Shaking off the budget label
Skoda Octavia:If there is one way to make a Skoda executive bristle, it is to mention the words “budget” or “economy” to describe their cars.
These days the firm’s big image agenda seems to be to rid itself of any association with cheaper brands, such as the newly re-emerging Dacia brand – the Renault-owned Romanian manufacturer.
“We are one of the biggest car manufacturers in Europe and we sell cars that are affordable, not made on a small budget. We have never made ‘budget’ cars – we make cars that ordinary people can afford and get value from,” insists Skoda’s CEO, Winfried Vahland, when asked if the new Octavia model – a car that has now emerged as a Mondeo-class contender – marks a move towards making Skoda cars more prestigious.

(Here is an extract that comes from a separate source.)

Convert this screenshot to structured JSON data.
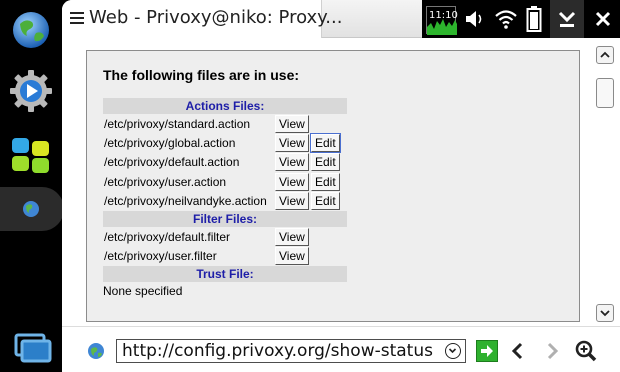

Nevertheless, the Octavia is a departure from the relative anonymity of the current model. Built on VW’s new, seemingly all-encompassing midsize platform – shared with the new VW Golf, the Audi A3 and the new Seat Leon to name but three – its profile is an amalgam of modern German influences, and not all of them from VW.
One of the ambitions of its designers was to produce a car that might be considered “timeless”, and there is certainly nothing about the car that will age it quickly, hence the sharp but generally conservative overall styling.
Main seller is diesel
The Octavia will be on sale by Spring and the main seller, as always, will be the diesel. The 1.6 diesel, with a 105 horsepower engine and emissions of 99 grammes per kilometre, will cost about €22,500. The entry-level version will be the 1.4 TSi petrol version which should go on sale at less than €20,000, and there will also be a 1.8 petrol version. An estate version for about €1,350 more than the saloon will be on sale later.
The Octavia’s main competitive focus will be its opposite numbers from Hyundai and Kia; Skoda is pitching the new car on the basis of boot and interior space, specification (seven airbags will be standard, for example) and value for money. Certainly the interior space is impressive and the car is longer and wider than the current one. Once again, boot space is extremely generous for a car in this class and won’t be matched anytime soon.
The interior has been given a fairly extensive workover, with much sharper and clearer instruments and a warmer ambience. In fairness, it doesn’t have a “budget” feel to it and that should change quite a few perceptions. The dilemma for Skoda may be that in the rush to shake off any “budget” links, it risks losing its value proposition, which has served it very well in these tough economic climes.